Even without Durga's conscious knowledge the transfer of affections from Govind to Krishna, however heartrending, has taken place within her intimate self and she begins to see Krishna in concrete terms.

The story terminates with Durga giving away her precious finery to Bhuaji for distribution and opting to deny herself of all pleasures and enjoyments while Bhuaji murmurs approvingly in the background; “That is the way—to give up everything. Only if we give up everything will He come to us. … as a son and as a lover”.

Durga finally chooses to accept her lot as a widow and lead a humble life, as she was informed “that it was all for her own good”. Her avaricious relatives deemed it necessary for her to lead an ascetic life and suggested that any other way of life would only lead a widow like her astray:

They were glad for her sake. There was no other way for widows but to lead, humble, bare lives: it was for their own good. For if they were allowed to feed themselves on the pleasures of the world, then they fed their own passions too, and that which should have died in them with the deaths of their husbands would fester and boil and overflow into sinful channels (p. 56).

Although Bhuaji and the other relatives adhere to this conventional view of orthodox widowhood, their interests are obviously centered around the widow's material possessions rather than the woman's spiritual well-being. They make it clear that they only want to dispossess her of her valuables and not her hair as custom would require.

In my reading of the story, Durga has never been an independent person all along. She had been consistently acted upon by more powerful forces throughout the story. Dragged into a marriage with an old man against her will, she had initially hated both the old man and her family for creating such an intolerable situation, and cursed them for her misery. Gradually she had learned to like the strange old man who had been extremely kind to her. It was he who taught her to be independent, “to have a mind, be strong” (p. 32). In fact, “his last energies has been poured into training her, making her strong” (p. 39). Her final decision to deny herself and distribute her material possessions is in actuality one of rebellion against her former husband's will and wishes:

She was thinking of her husband and of his anger, his impotent anger, at thus seeing everything given away at last. The more she thought of him, the more vigorously she emptied her almira (p. 55).

She is, in a sense, passive and acted upon, rather than concertedly acting. The old aunt is the one who acts, thinking cleverly and deviously, making subtle suggestions, and planning meticulously in order to further her mean purpose.

She not only exercises her mind pitting her wits against those of Durga and the other fawning relatives, but also cleverly devises a unique way of parting Durga from her money. Though the character of Bhuaji was created by Jhabvala, she fails to adhere to her own theory that an Indian makes no attempt to exercise her mind or test her wits against these of others.

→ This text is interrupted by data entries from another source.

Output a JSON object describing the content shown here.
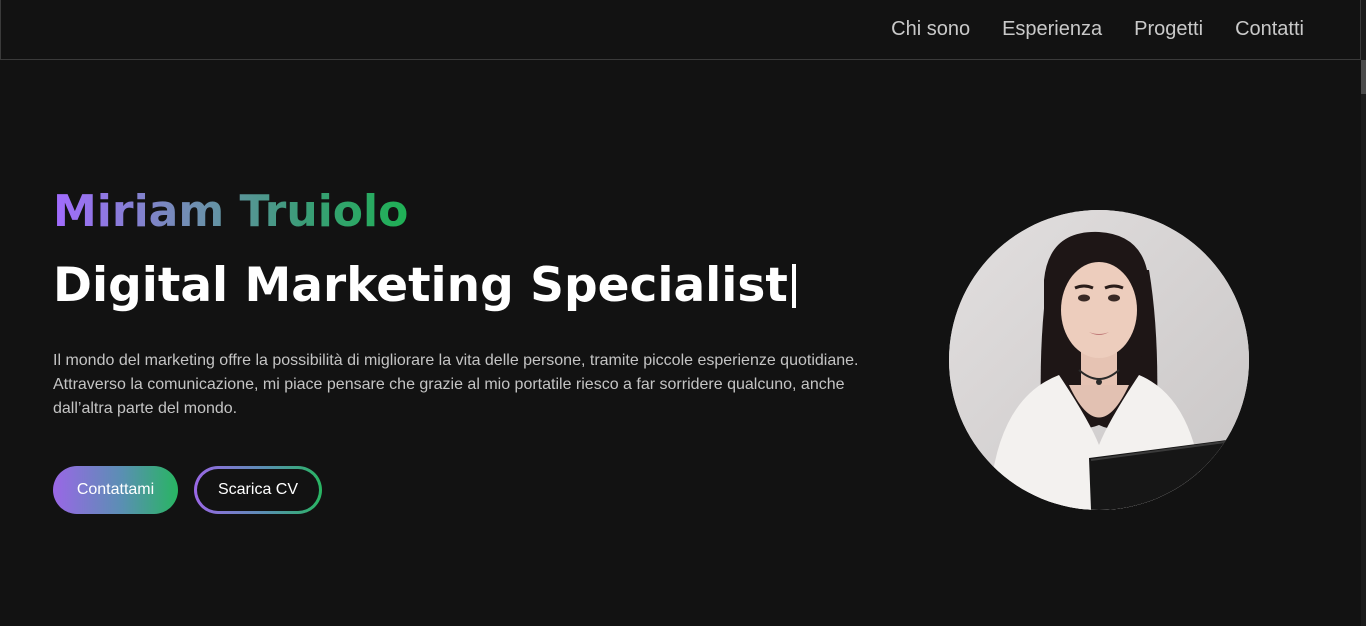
{
  "nav": {
    "items": [
      {
        "label": "Chi sono"
      },
      {
        "label": "Esperienza"
      },
      {
        "label": "Progetti"
      },
      {
        "label": "Contatti"
      }
    ]
  },
  "hero": {
    "name": "Miriam Truiolo",
    "role": "Digital Marketing Specialist",
    "description": "Il mondo del marketing offre la possibilità di migliorare la vita delle persone, tramite piccole esperienze quotidiane. Attraverso la comunicazione, mi piace pensare che grazie al mio portatile riesco a far sorridere qualcuno, anche dall’altra parte del mondo.",
    "primary_button": "Contattami",
    "secondary_button": "Scarica CV"
  },
  "colors": {
    "background": "#121212",
    "accent_purple": "#a26bff",
    "accent_green": "#1fb155",
    "nav_text": "#c9c9c9"
  }
}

From her own writing, we can see how her highlighting of the Indian situation is tangential and inexact. “Writing”, in Levi-Strauss's sense is a merely derivative activity which always supervenes upon a culture already “written” through the forms of social existence. It is a means of colonising the Primitive mind through its oppressive powers. When applied to the post-colonial situation, writing thus attempts either to highlight a cultural problem or underplay its implications. By oversimplifying a complex situation and trying to generalise, Jhabvala seems to have missed its socio-cultural implications completely. Here the text writes itself and thus prevents the writer's prejudices from upholding themselves.